Most people pay their debts, so offering unsecured lines of credit can be a lucrative financial enterprise. However, collecting payment from those who default can be costly in both time and money. Still, it is often worth it to take the extra measures to collect rather than write off the debt.
In Ohio, taking the debtor to court could result in at least some compensation, even if he or she does not have the money to pay the unsecured debt.
According to the Ohio Revised Code, in any of the state or federal district courts, a judgment or decree within the state constitutes a lien on the debtor’s real property. A judgment may include interest that the debtor must also pay, as well as any filing fees and other costs that are part of the legal action to obtain the judgment.

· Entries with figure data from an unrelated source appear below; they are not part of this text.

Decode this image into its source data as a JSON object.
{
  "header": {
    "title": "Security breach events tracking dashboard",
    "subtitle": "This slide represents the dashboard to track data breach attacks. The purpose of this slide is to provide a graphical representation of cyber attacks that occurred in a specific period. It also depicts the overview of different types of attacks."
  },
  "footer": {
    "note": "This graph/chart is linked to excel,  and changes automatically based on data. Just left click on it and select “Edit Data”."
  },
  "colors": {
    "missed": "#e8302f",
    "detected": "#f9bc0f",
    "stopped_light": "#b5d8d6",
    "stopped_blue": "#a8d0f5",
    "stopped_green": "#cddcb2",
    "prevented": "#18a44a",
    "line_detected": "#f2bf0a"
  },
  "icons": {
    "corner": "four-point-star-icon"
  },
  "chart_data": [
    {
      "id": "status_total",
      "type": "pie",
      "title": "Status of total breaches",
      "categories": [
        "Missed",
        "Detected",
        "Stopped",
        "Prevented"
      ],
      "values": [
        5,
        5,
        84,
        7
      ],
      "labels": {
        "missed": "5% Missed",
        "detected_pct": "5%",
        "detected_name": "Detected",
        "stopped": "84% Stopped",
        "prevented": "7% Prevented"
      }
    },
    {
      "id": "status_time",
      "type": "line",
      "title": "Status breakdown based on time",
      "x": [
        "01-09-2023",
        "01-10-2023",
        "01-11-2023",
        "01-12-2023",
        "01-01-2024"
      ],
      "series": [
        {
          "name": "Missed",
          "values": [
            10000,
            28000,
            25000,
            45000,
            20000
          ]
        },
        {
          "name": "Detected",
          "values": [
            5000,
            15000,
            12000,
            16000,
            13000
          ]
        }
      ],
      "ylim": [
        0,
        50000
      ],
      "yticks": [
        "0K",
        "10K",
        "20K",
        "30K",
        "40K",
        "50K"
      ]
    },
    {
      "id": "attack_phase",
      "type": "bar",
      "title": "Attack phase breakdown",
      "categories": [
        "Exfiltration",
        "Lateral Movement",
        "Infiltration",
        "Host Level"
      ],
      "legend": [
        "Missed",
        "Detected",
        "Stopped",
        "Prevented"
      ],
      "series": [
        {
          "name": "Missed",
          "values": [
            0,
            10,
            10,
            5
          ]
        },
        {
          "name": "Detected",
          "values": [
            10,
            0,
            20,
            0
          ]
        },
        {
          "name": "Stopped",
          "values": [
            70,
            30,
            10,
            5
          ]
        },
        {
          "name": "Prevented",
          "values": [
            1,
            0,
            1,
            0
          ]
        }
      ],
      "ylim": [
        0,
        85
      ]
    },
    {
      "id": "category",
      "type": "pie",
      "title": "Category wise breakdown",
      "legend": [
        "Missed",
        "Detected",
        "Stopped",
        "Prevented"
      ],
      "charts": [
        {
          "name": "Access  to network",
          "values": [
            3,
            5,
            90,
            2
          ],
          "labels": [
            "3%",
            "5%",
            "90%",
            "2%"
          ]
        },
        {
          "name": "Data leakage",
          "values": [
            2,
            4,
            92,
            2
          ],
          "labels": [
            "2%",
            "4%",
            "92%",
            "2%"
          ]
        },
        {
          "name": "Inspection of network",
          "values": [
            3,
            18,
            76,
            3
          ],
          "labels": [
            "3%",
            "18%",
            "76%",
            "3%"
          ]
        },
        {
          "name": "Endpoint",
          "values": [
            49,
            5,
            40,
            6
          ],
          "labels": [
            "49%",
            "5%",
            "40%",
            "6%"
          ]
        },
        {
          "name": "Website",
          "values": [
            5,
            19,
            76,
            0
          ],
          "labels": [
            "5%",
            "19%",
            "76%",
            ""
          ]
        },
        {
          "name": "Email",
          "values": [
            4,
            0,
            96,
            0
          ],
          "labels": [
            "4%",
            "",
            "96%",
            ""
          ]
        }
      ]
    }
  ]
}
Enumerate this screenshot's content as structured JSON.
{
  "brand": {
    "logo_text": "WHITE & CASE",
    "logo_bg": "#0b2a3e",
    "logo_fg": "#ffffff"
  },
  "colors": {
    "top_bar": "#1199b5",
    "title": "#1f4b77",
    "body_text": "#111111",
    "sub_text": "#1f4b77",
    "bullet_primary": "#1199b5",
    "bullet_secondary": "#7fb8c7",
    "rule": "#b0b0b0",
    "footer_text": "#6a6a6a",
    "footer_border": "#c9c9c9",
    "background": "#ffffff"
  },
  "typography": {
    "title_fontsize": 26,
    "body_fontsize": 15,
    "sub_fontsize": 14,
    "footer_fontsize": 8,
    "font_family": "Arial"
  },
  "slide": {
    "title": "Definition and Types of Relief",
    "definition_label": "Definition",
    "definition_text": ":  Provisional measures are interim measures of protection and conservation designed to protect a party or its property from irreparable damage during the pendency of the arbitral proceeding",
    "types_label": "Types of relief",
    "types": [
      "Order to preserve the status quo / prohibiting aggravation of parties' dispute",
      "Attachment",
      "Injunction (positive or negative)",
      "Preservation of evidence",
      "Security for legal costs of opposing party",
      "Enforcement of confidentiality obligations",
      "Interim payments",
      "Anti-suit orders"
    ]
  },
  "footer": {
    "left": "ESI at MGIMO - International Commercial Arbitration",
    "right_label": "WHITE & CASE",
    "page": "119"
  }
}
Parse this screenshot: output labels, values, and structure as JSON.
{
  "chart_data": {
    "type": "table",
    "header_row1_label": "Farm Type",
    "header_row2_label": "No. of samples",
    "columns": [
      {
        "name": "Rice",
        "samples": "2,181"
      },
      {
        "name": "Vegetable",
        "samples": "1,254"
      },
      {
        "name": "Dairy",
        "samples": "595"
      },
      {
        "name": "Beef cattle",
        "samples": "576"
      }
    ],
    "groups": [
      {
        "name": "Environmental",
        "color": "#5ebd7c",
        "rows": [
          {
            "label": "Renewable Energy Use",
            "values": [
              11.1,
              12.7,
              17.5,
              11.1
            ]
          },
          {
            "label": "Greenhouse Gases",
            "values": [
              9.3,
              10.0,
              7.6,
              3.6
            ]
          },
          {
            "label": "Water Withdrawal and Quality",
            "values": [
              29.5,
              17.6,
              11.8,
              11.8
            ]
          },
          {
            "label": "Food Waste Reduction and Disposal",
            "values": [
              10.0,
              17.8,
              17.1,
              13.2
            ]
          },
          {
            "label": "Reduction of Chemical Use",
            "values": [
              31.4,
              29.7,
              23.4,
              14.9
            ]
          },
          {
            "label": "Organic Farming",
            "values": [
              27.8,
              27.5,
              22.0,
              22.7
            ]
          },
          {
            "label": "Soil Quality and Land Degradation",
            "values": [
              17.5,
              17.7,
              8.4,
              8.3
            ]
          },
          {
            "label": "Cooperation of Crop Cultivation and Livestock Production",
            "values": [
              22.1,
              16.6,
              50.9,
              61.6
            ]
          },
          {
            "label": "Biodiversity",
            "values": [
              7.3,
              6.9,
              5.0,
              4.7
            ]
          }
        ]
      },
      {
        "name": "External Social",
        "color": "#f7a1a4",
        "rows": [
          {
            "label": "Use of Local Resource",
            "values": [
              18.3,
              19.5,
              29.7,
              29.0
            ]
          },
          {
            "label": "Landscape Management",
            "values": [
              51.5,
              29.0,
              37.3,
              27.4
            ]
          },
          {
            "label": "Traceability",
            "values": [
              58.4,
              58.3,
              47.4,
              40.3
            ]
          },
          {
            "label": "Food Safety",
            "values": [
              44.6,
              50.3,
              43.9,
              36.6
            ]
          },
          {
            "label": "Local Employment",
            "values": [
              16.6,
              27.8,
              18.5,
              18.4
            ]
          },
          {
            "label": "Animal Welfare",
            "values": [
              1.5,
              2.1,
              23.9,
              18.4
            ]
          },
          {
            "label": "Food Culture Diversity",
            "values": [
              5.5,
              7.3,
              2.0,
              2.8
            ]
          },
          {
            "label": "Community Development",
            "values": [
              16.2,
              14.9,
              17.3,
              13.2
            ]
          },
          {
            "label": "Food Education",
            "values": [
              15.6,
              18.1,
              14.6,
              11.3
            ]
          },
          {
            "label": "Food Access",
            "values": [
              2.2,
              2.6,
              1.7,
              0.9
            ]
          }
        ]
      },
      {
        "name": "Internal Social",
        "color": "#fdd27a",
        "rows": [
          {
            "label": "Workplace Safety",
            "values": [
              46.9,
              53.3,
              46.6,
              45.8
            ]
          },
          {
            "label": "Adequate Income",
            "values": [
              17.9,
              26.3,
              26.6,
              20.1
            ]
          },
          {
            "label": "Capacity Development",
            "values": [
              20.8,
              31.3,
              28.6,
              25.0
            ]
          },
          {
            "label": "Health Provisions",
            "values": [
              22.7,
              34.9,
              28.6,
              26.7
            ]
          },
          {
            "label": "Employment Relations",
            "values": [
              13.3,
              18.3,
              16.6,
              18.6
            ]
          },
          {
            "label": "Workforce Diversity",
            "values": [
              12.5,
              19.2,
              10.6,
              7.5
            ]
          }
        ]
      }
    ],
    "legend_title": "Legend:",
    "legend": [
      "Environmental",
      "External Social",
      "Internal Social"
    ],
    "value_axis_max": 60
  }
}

The judgment does not become a lien until the court clerk certifies and files the paperwork. When the clerk has completed the process, he or she enters that date on the certificate. Interest accrues from that date, and the judgment lien is valid for five years.
The lender can transfer the judgment to another court to begin collection proceedings without affecting the amount or the process. This may be necessary if the debtor owns property in another county, and the creditor wants to collect on the judgment there.
The debtor may be able to sell or refinance the property to pay the judgment. If that is not an option, then the debtor may need to begin the repossession process.
Not every type of property may have a lien attached to it, and some exemptions apply. Wage garnishments and other collection methods may be more appealing when there are obstacles to successful judgment liens.